Le véritable test, assurément, viendra en novembre prochain, à la COP30 au Brésil. C’est là que l’Afrique devra prouver sa capacité à parler d’une seule voix et à peser face aux mastodontes économiques qui dictent encore les règles du jeu climatique. Ce sera aussi le moment de démontrer que les résolutions adoptées à Addis-Abeba ne sont pas des vœux pieux, mais les jalons d’une stratégie crédible. Car sans cohérence interne, sans mécanismes communs de financement et sans fermeté vis-à-vis des partenaires du Nord, l’Afrique risque de n’être qu’un figurant de plus dans le grand théâtre climatique.
Au fond, la critique la plus sévère vient de l’intérieur même du sommet : beaucoup s’accordent à dire que, si l’Afrique est toujours « attendue » sur ces questions, elle tarde à transformer cette attente en leadership réel.

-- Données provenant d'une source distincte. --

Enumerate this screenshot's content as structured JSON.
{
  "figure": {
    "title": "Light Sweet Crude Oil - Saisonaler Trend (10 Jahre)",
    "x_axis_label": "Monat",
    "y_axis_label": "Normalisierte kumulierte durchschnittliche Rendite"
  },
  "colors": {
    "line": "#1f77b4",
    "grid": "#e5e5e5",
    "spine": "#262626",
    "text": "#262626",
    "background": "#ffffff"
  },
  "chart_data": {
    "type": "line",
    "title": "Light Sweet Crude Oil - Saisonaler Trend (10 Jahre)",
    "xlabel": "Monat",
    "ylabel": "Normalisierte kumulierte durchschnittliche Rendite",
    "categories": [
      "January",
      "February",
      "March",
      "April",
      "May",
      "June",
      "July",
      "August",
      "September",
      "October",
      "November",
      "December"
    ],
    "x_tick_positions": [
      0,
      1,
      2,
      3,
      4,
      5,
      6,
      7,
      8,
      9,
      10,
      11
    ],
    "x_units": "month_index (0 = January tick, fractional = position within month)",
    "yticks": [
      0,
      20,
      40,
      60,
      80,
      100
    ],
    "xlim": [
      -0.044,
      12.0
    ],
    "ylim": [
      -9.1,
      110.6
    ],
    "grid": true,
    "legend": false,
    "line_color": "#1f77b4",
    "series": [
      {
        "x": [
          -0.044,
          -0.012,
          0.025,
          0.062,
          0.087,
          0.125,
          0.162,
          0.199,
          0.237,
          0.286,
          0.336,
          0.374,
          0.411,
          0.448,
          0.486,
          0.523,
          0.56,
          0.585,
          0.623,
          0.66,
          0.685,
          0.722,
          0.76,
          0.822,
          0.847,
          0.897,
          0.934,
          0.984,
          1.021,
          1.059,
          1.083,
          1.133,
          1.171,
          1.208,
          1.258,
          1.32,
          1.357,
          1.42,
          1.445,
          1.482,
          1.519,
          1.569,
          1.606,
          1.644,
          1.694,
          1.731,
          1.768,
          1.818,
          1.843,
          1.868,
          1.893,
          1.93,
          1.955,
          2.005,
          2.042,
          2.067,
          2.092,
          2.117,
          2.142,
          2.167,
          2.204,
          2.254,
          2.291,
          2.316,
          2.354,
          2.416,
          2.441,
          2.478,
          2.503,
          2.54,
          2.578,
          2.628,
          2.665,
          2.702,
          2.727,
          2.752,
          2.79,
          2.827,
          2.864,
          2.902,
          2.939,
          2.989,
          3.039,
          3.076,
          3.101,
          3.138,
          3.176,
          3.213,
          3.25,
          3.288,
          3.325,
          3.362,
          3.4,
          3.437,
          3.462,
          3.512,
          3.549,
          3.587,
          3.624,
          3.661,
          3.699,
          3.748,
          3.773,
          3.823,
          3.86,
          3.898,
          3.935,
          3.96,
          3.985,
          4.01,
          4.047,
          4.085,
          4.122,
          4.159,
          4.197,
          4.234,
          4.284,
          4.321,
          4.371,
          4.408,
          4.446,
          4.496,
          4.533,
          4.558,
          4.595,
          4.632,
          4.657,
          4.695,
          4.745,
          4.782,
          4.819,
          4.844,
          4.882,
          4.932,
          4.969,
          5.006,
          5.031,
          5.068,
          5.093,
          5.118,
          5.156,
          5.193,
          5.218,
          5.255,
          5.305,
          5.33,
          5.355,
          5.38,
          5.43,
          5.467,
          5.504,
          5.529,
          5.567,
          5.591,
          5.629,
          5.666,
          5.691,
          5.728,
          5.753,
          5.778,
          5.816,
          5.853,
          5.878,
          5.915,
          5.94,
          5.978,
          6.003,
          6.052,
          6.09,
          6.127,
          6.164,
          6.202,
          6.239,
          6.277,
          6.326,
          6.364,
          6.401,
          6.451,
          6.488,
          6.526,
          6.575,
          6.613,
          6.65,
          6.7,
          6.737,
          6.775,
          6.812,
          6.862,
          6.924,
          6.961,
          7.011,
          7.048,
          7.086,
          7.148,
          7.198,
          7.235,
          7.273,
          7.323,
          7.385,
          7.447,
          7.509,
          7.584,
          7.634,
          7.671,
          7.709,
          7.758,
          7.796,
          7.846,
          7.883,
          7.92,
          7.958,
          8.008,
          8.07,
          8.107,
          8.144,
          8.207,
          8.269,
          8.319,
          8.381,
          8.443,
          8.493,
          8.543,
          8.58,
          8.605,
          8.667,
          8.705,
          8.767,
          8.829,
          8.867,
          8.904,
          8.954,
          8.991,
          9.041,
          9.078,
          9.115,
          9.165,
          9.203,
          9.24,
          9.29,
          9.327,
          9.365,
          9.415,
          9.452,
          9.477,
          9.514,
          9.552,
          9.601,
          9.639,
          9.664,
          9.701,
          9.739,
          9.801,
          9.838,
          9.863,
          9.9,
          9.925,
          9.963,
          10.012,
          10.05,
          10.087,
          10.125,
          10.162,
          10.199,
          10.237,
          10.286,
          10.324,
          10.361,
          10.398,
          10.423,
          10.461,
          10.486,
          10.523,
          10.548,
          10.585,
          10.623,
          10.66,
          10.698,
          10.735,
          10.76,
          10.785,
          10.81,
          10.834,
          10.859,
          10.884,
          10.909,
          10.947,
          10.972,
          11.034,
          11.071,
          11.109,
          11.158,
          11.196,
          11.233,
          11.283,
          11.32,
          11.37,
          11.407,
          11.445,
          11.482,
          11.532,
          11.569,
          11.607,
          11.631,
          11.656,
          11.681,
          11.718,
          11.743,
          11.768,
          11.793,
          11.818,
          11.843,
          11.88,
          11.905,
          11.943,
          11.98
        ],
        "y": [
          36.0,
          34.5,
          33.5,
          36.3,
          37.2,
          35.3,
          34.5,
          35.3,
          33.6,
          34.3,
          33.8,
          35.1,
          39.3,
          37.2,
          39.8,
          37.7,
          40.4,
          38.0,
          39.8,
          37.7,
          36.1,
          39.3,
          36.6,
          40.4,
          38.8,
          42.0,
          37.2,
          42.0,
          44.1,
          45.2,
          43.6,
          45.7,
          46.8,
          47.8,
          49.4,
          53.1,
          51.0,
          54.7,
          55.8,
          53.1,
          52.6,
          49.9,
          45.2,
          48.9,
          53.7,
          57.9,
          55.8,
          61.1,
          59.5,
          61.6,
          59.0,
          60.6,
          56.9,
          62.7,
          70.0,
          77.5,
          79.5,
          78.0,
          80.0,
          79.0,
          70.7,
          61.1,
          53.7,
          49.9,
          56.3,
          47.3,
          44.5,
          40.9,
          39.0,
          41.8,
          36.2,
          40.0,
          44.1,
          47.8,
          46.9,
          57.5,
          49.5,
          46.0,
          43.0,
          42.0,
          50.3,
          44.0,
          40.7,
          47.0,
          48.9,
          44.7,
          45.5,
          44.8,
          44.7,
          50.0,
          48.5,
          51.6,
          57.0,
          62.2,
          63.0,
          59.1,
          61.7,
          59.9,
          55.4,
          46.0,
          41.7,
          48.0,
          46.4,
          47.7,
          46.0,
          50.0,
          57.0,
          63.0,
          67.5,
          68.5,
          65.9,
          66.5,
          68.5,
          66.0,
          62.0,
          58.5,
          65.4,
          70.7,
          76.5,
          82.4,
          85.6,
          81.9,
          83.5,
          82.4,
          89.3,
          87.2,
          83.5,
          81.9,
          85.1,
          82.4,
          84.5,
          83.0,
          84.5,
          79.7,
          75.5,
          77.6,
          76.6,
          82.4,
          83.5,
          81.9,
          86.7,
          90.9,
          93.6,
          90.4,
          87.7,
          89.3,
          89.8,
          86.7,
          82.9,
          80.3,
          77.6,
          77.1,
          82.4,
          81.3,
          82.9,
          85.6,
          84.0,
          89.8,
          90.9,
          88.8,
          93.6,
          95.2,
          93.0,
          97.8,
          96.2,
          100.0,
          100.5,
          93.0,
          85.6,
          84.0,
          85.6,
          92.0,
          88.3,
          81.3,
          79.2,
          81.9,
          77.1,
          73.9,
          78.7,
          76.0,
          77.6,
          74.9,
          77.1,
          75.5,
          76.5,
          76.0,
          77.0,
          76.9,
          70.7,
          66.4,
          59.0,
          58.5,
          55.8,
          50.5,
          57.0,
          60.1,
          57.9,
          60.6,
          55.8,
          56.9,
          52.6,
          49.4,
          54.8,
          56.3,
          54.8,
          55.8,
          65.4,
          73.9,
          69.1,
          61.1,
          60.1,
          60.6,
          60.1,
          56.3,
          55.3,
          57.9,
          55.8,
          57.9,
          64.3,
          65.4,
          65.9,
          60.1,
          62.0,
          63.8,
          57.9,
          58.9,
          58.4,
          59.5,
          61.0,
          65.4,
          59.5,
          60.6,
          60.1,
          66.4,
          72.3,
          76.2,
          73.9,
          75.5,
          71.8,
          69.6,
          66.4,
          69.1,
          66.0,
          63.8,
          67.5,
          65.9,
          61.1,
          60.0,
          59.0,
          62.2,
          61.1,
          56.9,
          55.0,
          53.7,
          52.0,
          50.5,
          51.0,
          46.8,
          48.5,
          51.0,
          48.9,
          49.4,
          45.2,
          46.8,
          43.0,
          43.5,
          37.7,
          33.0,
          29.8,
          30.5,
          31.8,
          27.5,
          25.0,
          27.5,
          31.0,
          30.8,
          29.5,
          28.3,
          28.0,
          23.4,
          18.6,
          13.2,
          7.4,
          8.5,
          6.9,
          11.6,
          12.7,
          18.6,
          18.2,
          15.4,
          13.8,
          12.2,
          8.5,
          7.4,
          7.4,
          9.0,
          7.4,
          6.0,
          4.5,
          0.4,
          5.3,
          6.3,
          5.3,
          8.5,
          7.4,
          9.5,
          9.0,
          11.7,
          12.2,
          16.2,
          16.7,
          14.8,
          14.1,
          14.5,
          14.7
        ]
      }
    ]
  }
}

Or, les enjeux sont vitaux. Il ne s’agit pas seulement de sauver des écosystèmes fragiles, mais de protéger la souveraineté alimentaire, d’assurer la stabilité sociale, et de prévenir les conflits liés aux ressources. Autrement dit, de sauvegarder l’avenir. L’Afrique se rêve en pionnière de la justice climatique.
Mais ce rêve ne survivra pas à l’épreuve des faits si, à l’enthousiasme d’Addis-Abeba, ne succèdent pas des décisions claires, contraignantes et assumées. Le temps n’est plus aux formules convenues ni aux promesses repoussées. Le temps est venu de passer du discours à l’action. Faute de quoi, les futures générations – celles qui déjà, aujourd’hui, frappent à la porte des sommets – jugeront sévèrement ce continent qui aura préféré s’écouter lui-même plutôt que de s’armer face au défi du siècle.